3.2.2. Tilt Position Analysis
The results from the tilt position analysis indicate that the radiation efficiency and gain degrade owing to insertion of the hand phantom as the cheek position analysis. The radiation efficiency is reduced 41.5% and 37.4% for 15° tilt configuration at 0.9 GHz in case of 16 mm and 18 mm phone distance configuration respectively as shown in Figure 8. Sequentially, 40.8% and 40% degradation can be found for the radiation efficiency at 1.8 GHz for 15° tilt position of 16 mm and 18 mm distance configuration respectively. For the increment in tilt angle (from 15° to 30°), radiation efficiency increases little bit for both with hand and without hand configurations. Additionally, the antenna gain degrades 1.6 dB at 0.9 GHz and 3.95 dB at 1.8 GHz for 15° tilt position of 16 mm as indicated in Figure 9. The results also indicate that the antenna gain decreases a little bit due the increment in tilt angle (15° to 30°). Moreover, the radiation efficiency and gain improve little bit due to increase in cell phone distance. With the variation of tilt angle, antenna performance parameters show little variation.

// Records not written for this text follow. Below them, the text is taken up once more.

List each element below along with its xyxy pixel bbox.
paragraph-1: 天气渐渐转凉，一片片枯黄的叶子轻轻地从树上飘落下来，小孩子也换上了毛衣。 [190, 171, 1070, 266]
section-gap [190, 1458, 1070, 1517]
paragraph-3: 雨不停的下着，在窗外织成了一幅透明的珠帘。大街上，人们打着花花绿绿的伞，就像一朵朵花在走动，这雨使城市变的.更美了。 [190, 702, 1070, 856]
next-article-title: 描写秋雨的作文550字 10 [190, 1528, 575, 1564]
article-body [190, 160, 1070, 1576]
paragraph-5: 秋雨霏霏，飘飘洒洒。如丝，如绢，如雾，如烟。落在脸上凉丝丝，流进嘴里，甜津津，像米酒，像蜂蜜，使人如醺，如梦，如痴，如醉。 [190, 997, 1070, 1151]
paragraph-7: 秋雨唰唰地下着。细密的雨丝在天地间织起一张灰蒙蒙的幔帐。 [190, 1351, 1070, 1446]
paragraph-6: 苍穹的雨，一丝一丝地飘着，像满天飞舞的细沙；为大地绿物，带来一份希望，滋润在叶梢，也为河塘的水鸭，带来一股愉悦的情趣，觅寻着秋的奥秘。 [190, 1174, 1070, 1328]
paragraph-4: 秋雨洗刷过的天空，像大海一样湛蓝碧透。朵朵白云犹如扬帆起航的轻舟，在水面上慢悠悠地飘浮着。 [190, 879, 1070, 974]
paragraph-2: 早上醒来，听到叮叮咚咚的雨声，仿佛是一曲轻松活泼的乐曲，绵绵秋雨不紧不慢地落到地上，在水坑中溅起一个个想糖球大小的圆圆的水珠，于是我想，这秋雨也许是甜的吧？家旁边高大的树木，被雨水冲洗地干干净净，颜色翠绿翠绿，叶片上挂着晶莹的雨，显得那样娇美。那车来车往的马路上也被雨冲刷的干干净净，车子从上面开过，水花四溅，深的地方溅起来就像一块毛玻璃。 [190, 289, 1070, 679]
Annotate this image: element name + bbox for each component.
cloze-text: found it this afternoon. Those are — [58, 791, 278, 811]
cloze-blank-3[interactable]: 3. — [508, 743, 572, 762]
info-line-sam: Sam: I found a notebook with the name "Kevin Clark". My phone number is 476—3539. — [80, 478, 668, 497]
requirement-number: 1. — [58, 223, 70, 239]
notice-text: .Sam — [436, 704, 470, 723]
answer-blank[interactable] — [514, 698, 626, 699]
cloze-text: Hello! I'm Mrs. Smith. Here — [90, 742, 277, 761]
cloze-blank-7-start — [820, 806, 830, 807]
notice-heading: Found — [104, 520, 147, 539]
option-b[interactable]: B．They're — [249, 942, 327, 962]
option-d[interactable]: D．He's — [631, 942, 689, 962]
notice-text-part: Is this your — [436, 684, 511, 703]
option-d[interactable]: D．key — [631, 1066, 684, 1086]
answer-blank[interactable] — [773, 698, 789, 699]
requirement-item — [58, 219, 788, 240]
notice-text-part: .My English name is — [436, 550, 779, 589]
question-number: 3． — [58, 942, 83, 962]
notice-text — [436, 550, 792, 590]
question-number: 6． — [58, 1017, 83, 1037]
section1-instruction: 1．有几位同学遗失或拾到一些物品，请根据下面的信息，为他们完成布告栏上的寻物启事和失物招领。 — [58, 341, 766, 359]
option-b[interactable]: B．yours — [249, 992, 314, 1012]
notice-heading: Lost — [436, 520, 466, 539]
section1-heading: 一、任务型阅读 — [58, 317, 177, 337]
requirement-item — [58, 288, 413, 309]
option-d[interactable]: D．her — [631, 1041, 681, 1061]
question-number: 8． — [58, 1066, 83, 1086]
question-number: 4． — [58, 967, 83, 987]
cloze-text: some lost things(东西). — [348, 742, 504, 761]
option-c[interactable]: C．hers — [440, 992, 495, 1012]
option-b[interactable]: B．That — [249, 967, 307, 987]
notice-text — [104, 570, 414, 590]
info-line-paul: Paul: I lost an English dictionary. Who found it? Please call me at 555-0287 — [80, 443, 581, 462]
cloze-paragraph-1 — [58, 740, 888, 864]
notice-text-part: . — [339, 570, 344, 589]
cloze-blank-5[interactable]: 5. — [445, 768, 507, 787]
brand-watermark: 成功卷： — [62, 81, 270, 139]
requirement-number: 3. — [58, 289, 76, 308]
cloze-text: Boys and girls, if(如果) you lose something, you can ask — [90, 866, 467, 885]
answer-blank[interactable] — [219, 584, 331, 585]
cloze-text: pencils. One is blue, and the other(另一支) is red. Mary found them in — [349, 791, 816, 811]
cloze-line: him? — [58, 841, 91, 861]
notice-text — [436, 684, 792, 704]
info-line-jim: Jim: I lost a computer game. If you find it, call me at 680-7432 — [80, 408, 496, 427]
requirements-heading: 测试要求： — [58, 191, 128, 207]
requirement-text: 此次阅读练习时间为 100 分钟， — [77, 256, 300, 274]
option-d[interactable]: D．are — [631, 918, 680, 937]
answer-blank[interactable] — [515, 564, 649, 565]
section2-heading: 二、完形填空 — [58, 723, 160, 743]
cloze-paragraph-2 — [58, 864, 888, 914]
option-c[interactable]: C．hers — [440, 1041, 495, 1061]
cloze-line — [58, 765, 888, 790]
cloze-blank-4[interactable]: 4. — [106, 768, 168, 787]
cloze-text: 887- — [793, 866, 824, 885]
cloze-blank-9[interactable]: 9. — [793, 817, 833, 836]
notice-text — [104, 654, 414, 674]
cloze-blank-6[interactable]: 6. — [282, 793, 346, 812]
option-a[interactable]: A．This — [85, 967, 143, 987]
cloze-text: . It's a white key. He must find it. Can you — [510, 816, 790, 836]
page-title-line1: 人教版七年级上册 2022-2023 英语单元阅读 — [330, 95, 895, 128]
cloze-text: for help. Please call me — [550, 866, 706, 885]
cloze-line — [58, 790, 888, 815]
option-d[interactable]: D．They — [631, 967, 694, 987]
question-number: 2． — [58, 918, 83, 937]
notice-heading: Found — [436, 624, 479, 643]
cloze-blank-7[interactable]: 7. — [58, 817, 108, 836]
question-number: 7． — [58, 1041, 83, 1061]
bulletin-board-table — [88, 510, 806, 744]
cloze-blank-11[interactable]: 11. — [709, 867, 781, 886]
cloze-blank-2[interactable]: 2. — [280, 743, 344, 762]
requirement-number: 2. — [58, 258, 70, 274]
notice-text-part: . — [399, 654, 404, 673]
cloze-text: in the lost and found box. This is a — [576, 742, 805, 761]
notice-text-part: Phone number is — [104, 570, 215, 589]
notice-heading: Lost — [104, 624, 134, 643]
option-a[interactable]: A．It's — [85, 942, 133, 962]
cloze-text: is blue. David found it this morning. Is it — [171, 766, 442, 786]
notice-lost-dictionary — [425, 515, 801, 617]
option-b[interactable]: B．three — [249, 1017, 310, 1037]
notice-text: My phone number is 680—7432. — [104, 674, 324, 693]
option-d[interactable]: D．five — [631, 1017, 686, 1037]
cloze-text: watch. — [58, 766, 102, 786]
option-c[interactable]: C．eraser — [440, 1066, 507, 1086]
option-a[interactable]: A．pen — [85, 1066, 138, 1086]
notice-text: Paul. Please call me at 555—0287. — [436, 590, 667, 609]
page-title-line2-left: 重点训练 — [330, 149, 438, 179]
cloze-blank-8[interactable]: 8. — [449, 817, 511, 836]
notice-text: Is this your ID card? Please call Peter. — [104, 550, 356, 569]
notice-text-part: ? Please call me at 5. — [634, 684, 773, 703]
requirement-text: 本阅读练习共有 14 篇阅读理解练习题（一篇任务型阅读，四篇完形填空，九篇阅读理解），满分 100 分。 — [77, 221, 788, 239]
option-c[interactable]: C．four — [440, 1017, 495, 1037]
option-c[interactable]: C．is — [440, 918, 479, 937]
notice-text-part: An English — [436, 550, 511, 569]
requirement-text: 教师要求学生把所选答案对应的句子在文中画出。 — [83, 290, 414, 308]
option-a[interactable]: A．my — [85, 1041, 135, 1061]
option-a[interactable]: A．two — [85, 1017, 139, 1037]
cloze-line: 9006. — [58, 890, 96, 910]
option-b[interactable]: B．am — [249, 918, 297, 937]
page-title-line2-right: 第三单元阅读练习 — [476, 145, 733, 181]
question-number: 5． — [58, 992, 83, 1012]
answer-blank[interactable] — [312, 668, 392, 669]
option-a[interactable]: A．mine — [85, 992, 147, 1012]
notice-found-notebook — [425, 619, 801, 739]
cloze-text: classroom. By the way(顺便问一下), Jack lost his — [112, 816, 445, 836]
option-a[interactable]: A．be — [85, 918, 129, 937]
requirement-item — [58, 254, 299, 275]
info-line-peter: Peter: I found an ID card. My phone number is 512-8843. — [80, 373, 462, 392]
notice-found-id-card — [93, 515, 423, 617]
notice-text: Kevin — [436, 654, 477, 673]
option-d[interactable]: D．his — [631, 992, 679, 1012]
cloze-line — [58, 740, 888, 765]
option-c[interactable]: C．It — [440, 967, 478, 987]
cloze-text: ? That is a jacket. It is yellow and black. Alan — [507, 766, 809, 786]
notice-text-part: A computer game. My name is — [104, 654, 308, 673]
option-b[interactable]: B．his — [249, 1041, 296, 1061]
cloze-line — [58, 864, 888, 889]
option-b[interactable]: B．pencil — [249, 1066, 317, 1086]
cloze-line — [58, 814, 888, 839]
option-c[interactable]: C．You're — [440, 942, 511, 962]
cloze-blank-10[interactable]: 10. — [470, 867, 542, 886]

The return loss characteristics of antennas for all configurations of 15° tilt position are plotted in Figure 10. The results indicate a little bit variation in resonance points for with hand configurations compared to without hand configurations.
4. Conclusions
In this study, the effects of the human hand on the SAR values and antenna performances have been presented using mobile handset of PIFA antenna. The results of all configurations show similar tendency that the user's hand affects the SAR values greatly at the lower frequency band and slightly at the upper frequency band. The maximum 27.2% SAR reduction is observed due to the inclusion of the user's hand in both cheek and tilt position. Moreover, the hand phantom leads to increase the total power absorption more than two times in both cheek and tilt position configurations. The hand phantom also leads to degrade the antenna performances significantly. More than 40% degradation in radiation efficiency is observed both for cheek and tilt positions. In addition, gain degradation is occurring, where the gain at the upper frequency band decreases extremely in both cheek and tilt positions of talk mode.